Proximity-Induced Subgaps in Andreev Billiards

We examine the density of states of an Andreev billiard and show that any billiard with a finite upper cutoff in the path length distribution $P(s)$ will possess an energy gap on the scale of the Thouless energy. An exact quantum mechanical calculation for different Andreev billiards gives good agreement with the semiclassical predictions when the energy dependent phase shift for Andreev reflections is properly taken into account. Based on this new semiclassical Bohr-Sommerfeld approximation of the density of states, we derive a simple formula for the energy gap. We show that the energy gap, in units of Thouless energy, may exceed the value predicted earlier from random matrix theory for chaotic billiards.

Figure 1

Geometry.

Figure 2

The integrated density of states $N(E)$ as a function of $E$ (in units of $\Delta$) for $d=0$ and angles $\alpha =80°$, $60°$, and $45°$. For each angle $\alpha$ the stair-type lines correspond to the exact diagonalization of the Bogoliubov–de Gennes equation, while the dotted, solid, and dashed lines are obtained by using Eq. (1).

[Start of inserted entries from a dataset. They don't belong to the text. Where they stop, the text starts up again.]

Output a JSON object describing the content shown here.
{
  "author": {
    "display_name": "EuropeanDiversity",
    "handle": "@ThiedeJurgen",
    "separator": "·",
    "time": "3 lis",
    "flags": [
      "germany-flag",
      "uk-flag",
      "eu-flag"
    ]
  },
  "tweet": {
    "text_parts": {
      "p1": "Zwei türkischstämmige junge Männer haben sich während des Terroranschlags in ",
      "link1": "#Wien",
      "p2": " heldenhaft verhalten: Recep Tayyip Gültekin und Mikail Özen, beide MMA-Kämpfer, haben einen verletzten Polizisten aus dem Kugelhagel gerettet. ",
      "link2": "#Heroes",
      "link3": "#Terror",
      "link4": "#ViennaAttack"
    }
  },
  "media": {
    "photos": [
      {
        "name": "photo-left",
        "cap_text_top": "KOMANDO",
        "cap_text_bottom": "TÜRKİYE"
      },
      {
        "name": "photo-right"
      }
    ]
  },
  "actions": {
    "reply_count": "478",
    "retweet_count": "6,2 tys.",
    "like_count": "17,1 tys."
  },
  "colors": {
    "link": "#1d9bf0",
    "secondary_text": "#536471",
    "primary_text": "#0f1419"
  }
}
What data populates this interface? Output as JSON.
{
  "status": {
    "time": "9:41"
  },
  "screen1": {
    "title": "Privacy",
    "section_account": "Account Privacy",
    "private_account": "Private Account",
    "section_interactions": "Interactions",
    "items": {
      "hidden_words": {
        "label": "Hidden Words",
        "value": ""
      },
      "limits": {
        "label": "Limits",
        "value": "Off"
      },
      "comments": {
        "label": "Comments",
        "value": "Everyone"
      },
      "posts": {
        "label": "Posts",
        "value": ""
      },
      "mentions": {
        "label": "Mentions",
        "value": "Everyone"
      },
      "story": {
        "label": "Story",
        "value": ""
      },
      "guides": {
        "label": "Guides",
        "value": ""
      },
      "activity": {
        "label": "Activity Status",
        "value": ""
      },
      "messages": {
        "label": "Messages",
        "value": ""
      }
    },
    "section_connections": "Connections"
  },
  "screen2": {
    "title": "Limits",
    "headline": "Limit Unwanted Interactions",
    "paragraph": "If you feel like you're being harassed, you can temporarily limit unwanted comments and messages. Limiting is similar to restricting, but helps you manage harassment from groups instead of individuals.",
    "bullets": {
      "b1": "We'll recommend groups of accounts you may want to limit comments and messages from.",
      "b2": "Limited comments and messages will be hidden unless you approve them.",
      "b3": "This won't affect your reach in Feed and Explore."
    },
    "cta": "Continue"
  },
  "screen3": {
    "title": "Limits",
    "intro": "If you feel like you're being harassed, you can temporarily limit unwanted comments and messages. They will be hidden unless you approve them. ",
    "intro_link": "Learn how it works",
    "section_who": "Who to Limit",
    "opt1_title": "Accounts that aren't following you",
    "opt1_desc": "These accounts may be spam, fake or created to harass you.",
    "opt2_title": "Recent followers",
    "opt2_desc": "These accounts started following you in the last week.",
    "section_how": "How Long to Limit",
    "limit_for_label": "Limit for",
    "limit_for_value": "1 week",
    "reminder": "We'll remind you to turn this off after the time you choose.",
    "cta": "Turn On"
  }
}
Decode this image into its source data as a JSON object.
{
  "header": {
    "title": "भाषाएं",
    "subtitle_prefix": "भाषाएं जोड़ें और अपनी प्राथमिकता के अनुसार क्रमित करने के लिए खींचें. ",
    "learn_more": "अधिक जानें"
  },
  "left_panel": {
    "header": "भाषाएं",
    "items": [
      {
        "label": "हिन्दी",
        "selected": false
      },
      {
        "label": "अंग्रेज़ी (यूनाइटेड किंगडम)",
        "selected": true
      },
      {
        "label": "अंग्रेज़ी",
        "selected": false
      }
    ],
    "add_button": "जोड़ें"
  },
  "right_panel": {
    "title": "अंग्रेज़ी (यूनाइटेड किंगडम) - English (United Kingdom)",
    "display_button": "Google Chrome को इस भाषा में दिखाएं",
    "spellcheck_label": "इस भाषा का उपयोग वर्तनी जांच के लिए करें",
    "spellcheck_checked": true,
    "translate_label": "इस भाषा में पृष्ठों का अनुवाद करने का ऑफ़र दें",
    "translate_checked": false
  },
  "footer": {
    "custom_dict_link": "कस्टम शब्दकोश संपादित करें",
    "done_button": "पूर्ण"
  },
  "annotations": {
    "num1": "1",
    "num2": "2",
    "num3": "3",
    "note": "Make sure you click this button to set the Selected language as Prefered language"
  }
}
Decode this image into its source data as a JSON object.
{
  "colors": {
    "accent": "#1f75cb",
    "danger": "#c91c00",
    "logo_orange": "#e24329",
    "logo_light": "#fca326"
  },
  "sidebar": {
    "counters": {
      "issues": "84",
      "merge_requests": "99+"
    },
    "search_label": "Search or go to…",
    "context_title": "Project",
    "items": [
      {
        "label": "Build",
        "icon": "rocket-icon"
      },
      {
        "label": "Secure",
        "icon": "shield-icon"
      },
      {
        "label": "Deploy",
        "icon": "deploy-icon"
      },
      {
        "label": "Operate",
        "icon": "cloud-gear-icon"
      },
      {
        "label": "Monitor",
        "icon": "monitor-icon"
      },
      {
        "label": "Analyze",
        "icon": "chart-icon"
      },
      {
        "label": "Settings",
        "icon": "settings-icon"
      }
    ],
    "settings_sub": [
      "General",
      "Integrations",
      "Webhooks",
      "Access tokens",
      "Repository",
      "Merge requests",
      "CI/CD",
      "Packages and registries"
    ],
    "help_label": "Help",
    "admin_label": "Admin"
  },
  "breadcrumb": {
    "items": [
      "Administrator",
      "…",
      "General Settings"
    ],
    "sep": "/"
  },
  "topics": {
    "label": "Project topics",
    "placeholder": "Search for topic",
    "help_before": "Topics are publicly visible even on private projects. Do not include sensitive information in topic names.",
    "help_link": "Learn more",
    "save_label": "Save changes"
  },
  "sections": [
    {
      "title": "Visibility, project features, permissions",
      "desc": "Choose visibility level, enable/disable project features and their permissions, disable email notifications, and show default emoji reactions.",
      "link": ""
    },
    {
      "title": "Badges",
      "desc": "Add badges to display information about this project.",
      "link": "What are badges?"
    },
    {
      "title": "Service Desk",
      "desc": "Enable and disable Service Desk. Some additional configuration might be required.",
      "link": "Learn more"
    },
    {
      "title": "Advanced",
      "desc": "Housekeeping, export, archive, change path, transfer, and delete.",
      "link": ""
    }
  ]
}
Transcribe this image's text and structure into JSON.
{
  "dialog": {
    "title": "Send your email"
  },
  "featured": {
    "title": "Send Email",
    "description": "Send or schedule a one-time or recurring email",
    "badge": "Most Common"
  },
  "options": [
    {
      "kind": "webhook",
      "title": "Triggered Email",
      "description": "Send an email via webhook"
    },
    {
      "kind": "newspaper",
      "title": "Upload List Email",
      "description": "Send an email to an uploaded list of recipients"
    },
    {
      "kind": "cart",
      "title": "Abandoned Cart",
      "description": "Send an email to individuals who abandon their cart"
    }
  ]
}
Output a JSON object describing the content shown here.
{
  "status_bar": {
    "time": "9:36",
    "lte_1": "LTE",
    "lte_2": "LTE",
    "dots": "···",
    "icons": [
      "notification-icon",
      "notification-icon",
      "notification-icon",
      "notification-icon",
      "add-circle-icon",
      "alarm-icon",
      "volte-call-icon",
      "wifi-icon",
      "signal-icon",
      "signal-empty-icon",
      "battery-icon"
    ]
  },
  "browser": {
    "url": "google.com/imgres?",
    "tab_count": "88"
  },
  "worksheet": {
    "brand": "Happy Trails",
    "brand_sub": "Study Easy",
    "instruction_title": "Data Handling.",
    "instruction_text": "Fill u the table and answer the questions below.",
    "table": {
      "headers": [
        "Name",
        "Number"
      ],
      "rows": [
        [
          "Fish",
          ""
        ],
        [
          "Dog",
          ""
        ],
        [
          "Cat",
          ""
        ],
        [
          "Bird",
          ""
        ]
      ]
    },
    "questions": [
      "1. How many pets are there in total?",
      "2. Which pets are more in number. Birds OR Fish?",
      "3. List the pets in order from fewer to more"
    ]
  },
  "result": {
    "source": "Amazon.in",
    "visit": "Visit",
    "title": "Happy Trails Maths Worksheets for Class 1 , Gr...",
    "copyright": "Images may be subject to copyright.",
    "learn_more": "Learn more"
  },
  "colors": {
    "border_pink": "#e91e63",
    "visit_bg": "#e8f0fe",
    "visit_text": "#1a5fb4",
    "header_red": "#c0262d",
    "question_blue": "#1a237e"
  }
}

The parameters are $M=55.5$, $\Delta /E_F=0.015$.

Figure 3

The integrated density of states $N(E)$ as a function of $E$ (in units of $\Delta$) for $d\ne 0$ and angles $\alpha =80°$, ${60}^{°}$, and $45°$. In each case, $d$ varies such that the area of the normal dot is fixed at $A=5W^2$ for the angles $\alpha =80°,60°,\text{and}45°$. This choice results in approximately the same number of states below $\Delta$ for different values of $\alpha$. The solid (stair-type) lines correspond to the exact diagonalization, and the dotted lines show the results from Eq. (1). The parameters are the same as those in Fig. 2.

Figure 4

The path length distribution $P(s)$ for the Andreev billiard of Fig. 1 when $d=0$ for $\alpha =80°$, $60°$, and $45°$. The insets show the corresponding semiclassical density of states $n(E)$ (in units of $1/\delta$) using Eq. (3). The parameters used were the same as those in Fig. 2.

Figure 5

The gap $E_{\mathrm{g}\mathrm{a}\mathrm{p}}$ (in units of Thouless energy) as a function of angle $\alpha$ for Andreev billiards with $d=0$. The solid and dashed curves are the semiclassical results from Eq. (7) when $M=55.5$, and from Eq. (9), i.e., when $M\to \infty$, respectively. The circles are the results of the exact diagonalization when $M=55.5$.

Figure 6

A triangle (a) and quadrangle (b) shape of a normal billiard having a finite upper cutoff of the length distribution $P(s)$.